Громко вздохнув, Канюков умолк, а Валентин принялся разжигать хитроумный костер. Напиханные в лазы между кряжами смолевые щепочки загорались споро, запахло ладаном.
— Зверя в тайге полно разного. Росомаха. Рысь, — снова заговорил Канюков.
— Говорю, не полезут они к огню.
— Костер, Валя, и погаснуть может.
Не того, что костер может погаснуть, боялся Канюков. Не зверей, рыскающих по тайге. Больше всего, прежде всего пугало одиночество.
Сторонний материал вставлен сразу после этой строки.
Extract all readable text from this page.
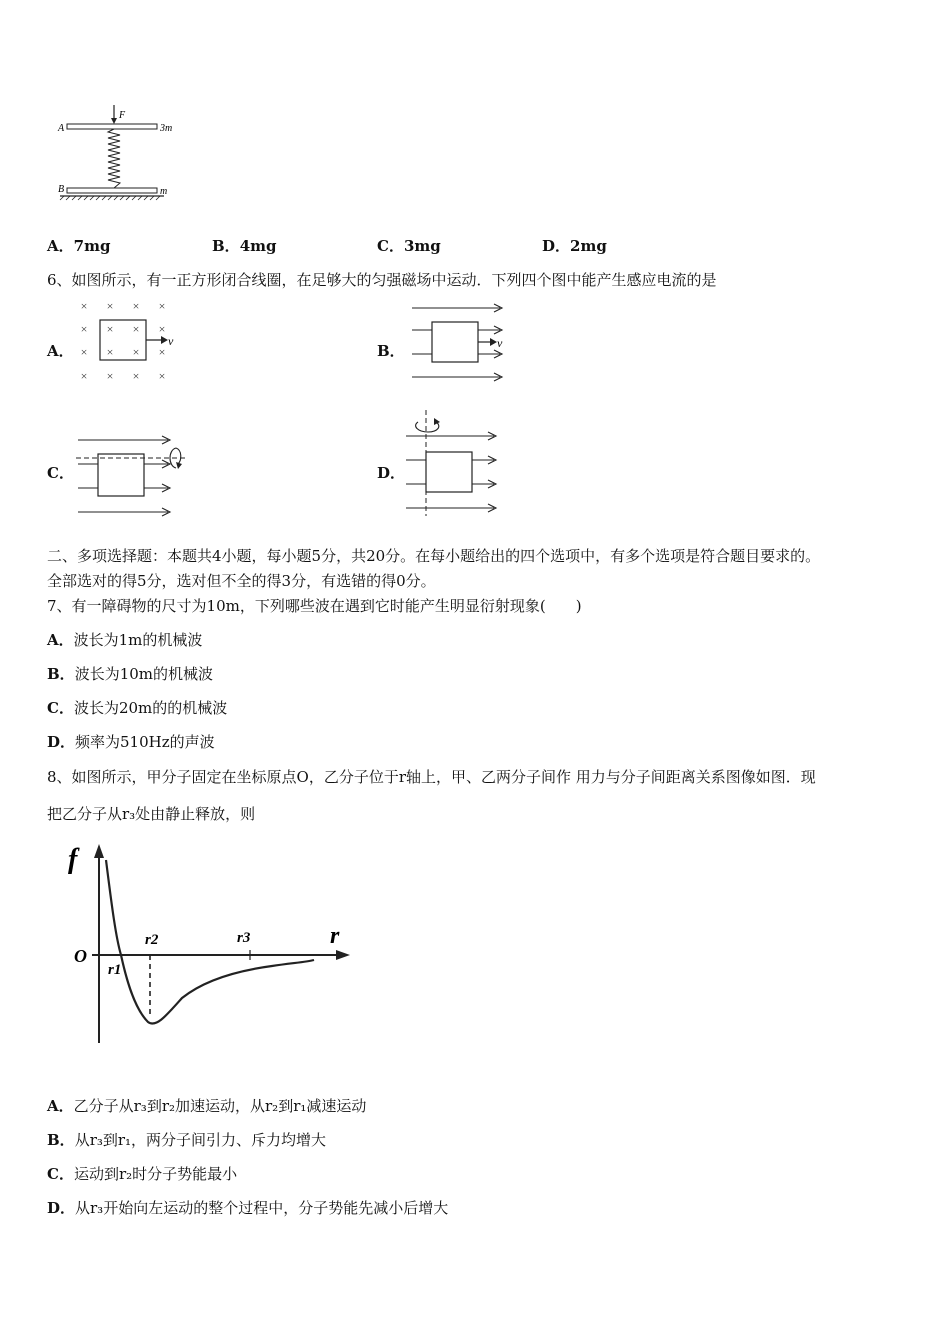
F
A	3m
B	m
A．7mg	B．4mg	C．3mg	D．2mg
6、如图所示，有一正方形闭合线圈，在足够大的匀强磁场中运动．下列四个图中能产生感应电流的是
A．	B．
C．	D．
× × × ×
× × × ×
× × × ×
× × × ×
v	v
二、多项选择题：本题共4小题，每小题5分，共20分。在每小题给出的四个选项中，有多个选项是符合题目要求的。
全部选对的得5分，选对但不全的得3分，有选错的得0分。
7、有一障碍物的尺寸为10m，下列哪些波在遇到它时能产生明显衍射现象(　　)
A．波长为1m的机械波
B．波长为10m的机械波
C．波长为20m的的机械波
D．频率为510Hz的声波
8、如图所示，甲分子固定在坐标原点O，乙分子位于r轴上，甲、乙两分子间作 用力与分子间距离关系图像如图．现
把乙分子从r₃处由静止释放，则
f
r
O
r1
r2	r3
A．乙分子从r₃到r₂加速运动，从r₂到r₁减速运动
B．从r₃到r₁，两分子间引力、斥力均增大
C．运动到r₂时分子势能最小
D．从r₃开始向左运动的整个过程中，分子势能先减小后增大
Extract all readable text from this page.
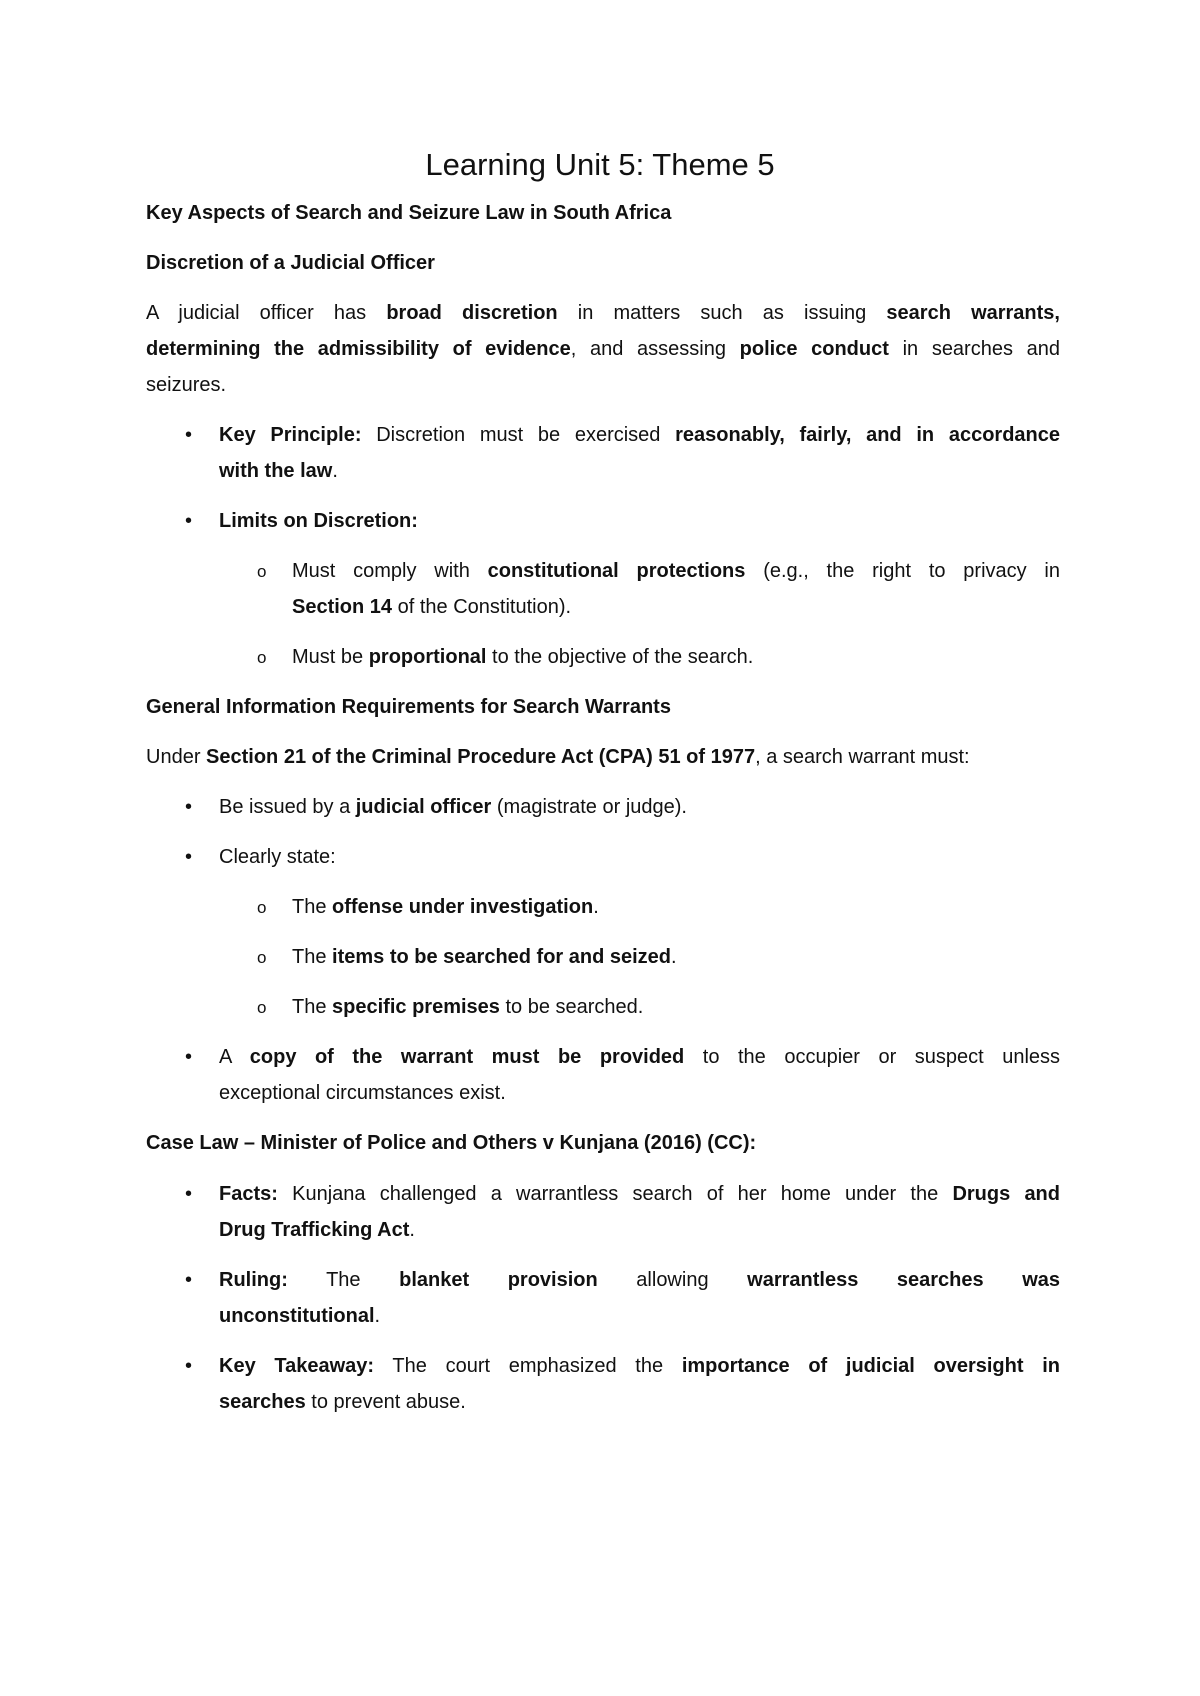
Learning Unit 5: Theme 5
Key Aspects of Search and Seizure Law in South Africa
Discretion of a Judicial Officer
A judicial officer has broad discretion in matters such as issuing search warrants,
determining the admissibility of evidence, and assessing police conduct in searches and
seizures.
• Key Principle: Discretion must be exercised reasonably, fairly, and in accordance
with the law.
• Limits on Discretion:
o Must comply with constitutional protections (e.g., the right to privacy in
Section 14 of the Constitution).
o Must be proportional to the objective of the search.
General Information Requirements for Search Warrants
Under Section 21 of the Criminal Procedure Act (CPA) 51 of 1977, a search warrant must:
• Be issued by a judicial officer (magistrate or judge).
• Clearly state:
o The offense under investigation.
o The items to be searched for and seized.
o The specific premises to be searched.
• A copy of the warrant must be provided to the occupier or suspect unless
exceptional circumstances exist.
Case Law – Minister of Police and Others v Kunjana (2016) (CC):
• Facts: Kunjana challenged a warrantless search of her home under the Drugs and
Drug Trafficking Act.
• Ruling: The blanket provision allowing warrantless searches was
unconstitutional.
• Key Takeaway: The court emphasized the importance of judicial oversight in
searches to prevent abuse.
Сознание невозможности убежать от заснеженной тайги и ночной тьмы. Даже не подбросишь в костер дров, чтобы разогнать тьму хотя бы вокруг, вблизи. Нет, он должен будет лежать возле печки-ладьи, щедрой на тепло, но не на свет. Один, совсем один! И — ждать… чего? Сколько времени? А если Бурмакин обманет, не пойдет в поселок? Или — выпадет снег, завалит следы и его не найдут? Не найдут, и все. Как он когда-то не нашел убежавших из оцепления в лесосеке троих заключенных, на вытаявшие трупы которых наткнулся в мае медведь? Можно пройти в полусотне шагов и не увидеть. Все может случиться, все! Самое ужасное! Может ведь?
— А, Валя?
Он хотел ответа на свои мысли, забыв, что Бурмакину они неведомы.
— Зачем ему гаснуть, костру? — пожимая плечами, ответил и не ответил тот. — Ладью — ее и дождь не всякий зальет.
Канюков про себя выругался — ему хорошо говорить так, сильному, здоровому. Как заговорил бы на месте Якова Канюкова? А Бурмакин поднялся с колен я, удивленно глядя на отблеск огня, позолотивший снег, сказал:
— Ты смотри, вечер уже, вот так да… Месяца нет, все глаза повыкалываешь — в темень идти. Да и дорогу не враз найдешь ночью.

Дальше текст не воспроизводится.